DOME home
WHAT'S HAPPENING







 

 

 

 

 

 

 

 

 

 

 

 

 


"Three out of four physicians were seeing more patients and generating more revenue on an annual basis than our group practice."

 

Shifting Sands
Johns Hopkins Community Physicians has a new (old) way of running its group practice.


Barbara Cook, M.D., brings her perspective as a doctor to her administrative duties at Johns Hopkins Community Physicians.
In a more innocent age, if you had insurance and you wanted to see a doctor, any doctor, you called and set up an appointment. By the 1990s, however, as expensive diagnostic tests and treatments were administered with more and more abandon, health care costs skyrocketed, and "fee-for-service" appeared to be on its way to extinction. The reign of managed care-of gatekeepers and capitation and cost-cutting-seemed here to stay.

It wasn't.

Although in theory managed care had good intentions (cut out unnecessary services, emphasize preventive care), no one was happy with the way it evolved. Physician groups discovered, painfully, that they weren't being paid enough to manage their patients, and began cancelling contracts. Patients rose up, unhappy about losing their freedom of choice. Finally, the tight labor market of the late 1990s gave patients the clout to demand less restrictive health care. Insurance companies migrated back to straight fee-for-service.

Johns Hopkins Community Physicians could serve as a case study of the shift. In the space of a year, the group saw its payer mix completely reverse, from 65 percent capitated business to 65 percent fee-for-service.

Contrary to what one might think, the rearrangement was far from easy for JHCP.

"This was a real sea change for the physician group," says Barbara Cook, vice president of medical affairs for JHCP. "They'd been practicing in another paradigm for a long time, 15 years in some cases."

In a capitated environment, explains Cook, you're pre-paid at the beginning of every month to take care of a particular patient population, whether they come in to see you or not. "So if you can manage them over the telephone, you will," says Cook.

But in a fee-for-service world, income is generated by seeing patients. "So you open your doors, you make more appointments available, you err on the side of seeing the patient rather than treating the patient over the phone," says Cook.

Once its guaranteed business shrunk, JHCP's first concern was that patients would choose to go elsewhere. "That did not turn out to be the case at all," says Cook, thanks to an advertising campaign that explained the changes to the community, as well as some buffed up customer service.

The bigger problem was changing the habits of the medical staff at the organization's 18 group-practice sites.

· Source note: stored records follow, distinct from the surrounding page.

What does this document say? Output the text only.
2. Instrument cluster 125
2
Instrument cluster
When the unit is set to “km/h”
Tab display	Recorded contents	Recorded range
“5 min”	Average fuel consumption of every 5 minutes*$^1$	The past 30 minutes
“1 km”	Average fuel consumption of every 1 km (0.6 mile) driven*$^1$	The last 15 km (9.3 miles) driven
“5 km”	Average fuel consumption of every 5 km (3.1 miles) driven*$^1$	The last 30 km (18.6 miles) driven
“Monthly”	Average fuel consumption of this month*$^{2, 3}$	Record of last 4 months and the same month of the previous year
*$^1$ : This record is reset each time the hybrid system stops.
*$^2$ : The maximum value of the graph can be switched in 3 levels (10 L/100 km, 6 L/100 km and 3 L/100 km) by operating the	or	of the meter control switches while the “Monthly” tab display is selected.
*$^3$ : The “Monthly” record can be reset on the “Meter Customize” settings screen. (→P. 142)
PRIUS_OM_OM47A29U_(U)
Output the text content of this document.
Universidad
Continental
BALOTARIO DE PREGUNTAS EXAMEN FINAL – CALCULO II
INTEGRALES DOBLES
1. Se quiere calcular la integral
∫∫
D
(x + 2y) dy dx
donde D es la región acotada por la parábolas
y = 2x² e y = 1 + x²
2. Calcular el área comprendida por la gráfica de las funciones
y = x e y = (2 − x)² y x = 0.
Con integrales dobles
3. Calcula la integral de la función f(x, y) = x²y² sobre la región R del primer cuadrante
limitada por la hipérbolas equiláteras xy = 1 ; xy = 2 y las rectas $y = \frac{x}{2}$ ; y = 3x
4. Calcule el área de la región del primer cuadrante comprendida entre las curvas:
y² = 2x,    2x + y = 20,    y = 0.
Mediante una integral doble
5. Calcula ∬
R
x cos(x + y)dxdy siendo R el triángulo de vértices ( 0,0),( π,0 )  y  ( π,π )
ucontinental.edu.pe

When Cook analyzed the productivity of her physician group, she found them functioning at less than the 25th percentile compared to their peers

across the nation. In other words, says Cook, "three out of four physicians were seeing more patients and generating more revenue on an annual basis than our group practice."

Cook decided she needed to offer incentives if the practice was to survive. She assembled an internal committee, and together they took a year to develop a new compensation plan. Last year, on July 1, 20 percent of physicians' salaries became "at risk" based on productivity (revenue brought in to cover expenses), adjusted for complexity of cases. An additional 10 percent of their compensation became based on quality, measured by looking at things like the rates of mammography for women over 50 or immunizations in children under 2.

Cook, a family practitioner who still sees patients two half-days a week at the Johns Hopkins White Marsh site, understood she wouldn't win any popularity contests by putting such a system in place. But the tough business woman in her wouldn't allow her to do otherwise.

"These doctors do excellent work," she begins. "It's just an extraordinarily competitive, difficult environment out there. Reimbursements have decreased through the years, it's harder and harder to collect the money you bill for, and we've had to put some efficiencies in place in order to survive. The [Hopkins Health] System is not going to keep us afloat. We have to do that."

Cook seems to have found the right prescription. Now, almost all the practices are operating at the 50th percentile; one-third are exceeding the 75th percentile. The month of October marked the highest volumes in JHCP's history.

"As physicians, we all like to think we're working as hard as we can," says Pasquale Bernardi, office medical director at East Baltimore Medical Center-Pediatrics. "But when it comes down to it, if you look at the numbers, everybody's numbers across the board practically went up."

In the new scheme, non-physician staff gets rewarded for increased productivity as well. "We didn't think it was fair to put the doctors at risk if there wasn't some initiative for the staff to step it up a notch as well," says Cook.

Despite all the changes in the health care industry, in fiscal year 2001, JHCP exceeded its fee-for-service budget by $2 million. "Amazingly enough," says Cook, "we haven't put together a compensation model that's broken the bank. And yet we've been able to reward people who've really been working hard. I'm really proud of this group. It's been a tough transition, but they've done it with grace."